The existence of math.pi and the fact that probably nobody ever has 
introduced a bug into their code by carelessly assigning another value 
to it suggests strongly that the benefit of language enforced constants 
is not high.

But then on the other hand, who would ever want to change the value of 
pi?


> _underscore means "this is not part of public API, and it may change in
> next version.

Namedtuple and the sys module also say hello.

Namedtuple reserves single underscore names to itself, since any regular 
name could be a field name. So namedtuples have five public APIs 
starting with underscores.

https://docs.python.org/3/library/collections.html#collections.namedtuple

The sys module has numerous documented and apparently public functions 
starting with underscores, apparently to indicate that they are, or may 
be, implementation-dependent, or "internal and specialized purposes 
only", or for no given reason at all.

https://docs.python.org/3/library/sys.html

The naming conventions in the sys module are very inconsistent. Other 
functions that are clearly implementation-dependent have regular 
names, and some underscore names are in common use. E.g. _getframe.

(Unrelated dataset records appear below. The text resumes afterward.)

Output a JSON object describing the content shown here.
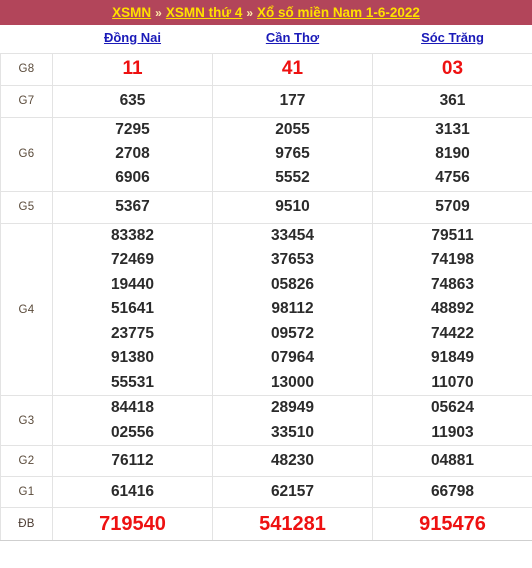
{
  "header": {
    "crumbs": [
      {
        "label": "XSMN",
        "type": "link"
      },
      {
        "label": "»",
        "type": "sep"
      },
      {
        "label": "XSMN thứ 4",
        "type": "link"
      },
      {
        "label": "»",
        "type": "sep"
      },
      {
        "label": "Xổ số miền Nam 1-6-2022",
        "type": "link"
      }
    ],
    "crumb_0": "XSMN",
    "sep_0": "»",
    "crumb_1": "XSMN thứ 4",
    "sep_1": "»",
    "crumb_2": "Xổ số miền Nam 1-6-2022",
    "bg_color": "#b2455a",
    "link_color": "#ffe000"
  },
  "table": {
    "provinces": [
      "Đồng Nai",
      "Cần Thơ",
      "Sóc Trăng"
    ],
    "province_0": "Đồng Nai",
    "province_1": "Cần Thơ",
    "province_2": "Sóc Trăng",
    "prize_labels": [
      "G8",
      "G7",
      "G6",
      "G5",
      "G4",
      "G3",
      "G2",
      "G1",
      "ĐB"
    ],
    "label_g8": "G8",
    "label_g7": "G7",
    "label_g6": "G6",
    "label_g5": "G5",
    "label_g4": "G4",
    "label_g3": "G3",
    "label_g2": "G2",
    "label_g1": "G1",
    "label_db": "ĐB",
    "highlight_color": "#ee1111",
    "text_color": "#2b2b2b",
    "rows": {
      "g8": {
        "dong_nai": [
          "11"
        ],
        "can_tho": [
          "41"
        ],
        "soc_trang": [
          "03"
        ]
      },
      "g7": {
        "dong_nai": [
          "635"
        ],
        "can_tho": [
          "177"
        ],
        "soc_trang": [
          "361"
        ]
      },
      "g6": {
        "dong_nai": [
          "7295",
          "2708",
          "6906"
        ],
        "can_tho": [
          "2055",
          "9765",
          "5552"
        ],
        "soc_trang": [
          "3131",
          "8190",
          "4756"
        ]
      },
      "g5": {
        "dong_nai": [
          "5367"
        ],
        "can_tho": [
          "9510"
        ],
        "soc_trang": [
          "5709"
        ]
      },
      "g4": {
        "dong_nai": [
          "83382",
          "72469",
          "19440",
          "51641",
          "23775",
          "91380",
          "55531"
        ],
        "can_tho": [
          "33454",
          "37653",
          "05826",
          "98112",
          "09572",
          "07964",
          "13000"
        ],
        "soc_trang": [
          "79511",
          "74198",
          "74863",
          "48892",
          "74422",
          "91849",
          "11070"
        ]
      },
      "g3": {
        "dong_nai": [
          "84418",
          "02556"
        ],
        "can_tho": [
          "28949",
          "33510"
        ],
        "soc_trang": [
          "05624",
          "11903"
        ]
      },
      "g2": {
        "dong_nai": [
          "76112"
        ],
        "can_tho": [
          "48230"
        ],
        "soc_trang": [
          "04881"
        ]
      },
      "g1": {
        "dong_nai": [
          "61416"
        ],
        "can_tho": [
          "62157"
        ],
        "soc_trang": [
          "66798"
        ]
      },
      "db": {
        "dong_nai": [
          "719540"
        ],
        "can_tho": [
          "541281"
        ],
        "soc_trang": [
          "915476"
        ]
      }
    }
  }
}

> __double_under means "this is SERIOUSLY not something you should muck with,
> it's likely to break stuff if you do."

That's a convention I've never heard of before. What's the difference 
between "private" and "SERIOUSLY private, I REALLY mean it"?

The convention I know for double-underscores is that *in classes only* a 
name with a leading double-underscore is name-mangled in order to avoid 
naming conflicts with subclasses. Its not really more private than 
single-underscore names because it is transformed into a single- 
underscore name:

    __spam --> _classname__spam


> Python should never become a B&D language like Java. If a user violates the
> contracts provided by code they utilize, that's on them, not on the
> language.

Python is not really a design by contract language. Types are strongly 
checked, at runtime, and you can't turn that off. We have no syntactic 
support for contracts. A few third-party libraries have attempted to 
provide pre- and post-condition checking, but without syntactic support 
they are awkward to use.

Its hard to blame people for violating a contract that they don't know 
applies, isn't an actual contract, and isn't enforced.

The problem with naming conventions is that not everyone knows the 
conventions. Not every Python programmer spends hours every day on 
Python forums, reading Stackoverflow, etc. What you call "a B&D language 
like Java", other people might call "safety rails and warning lights".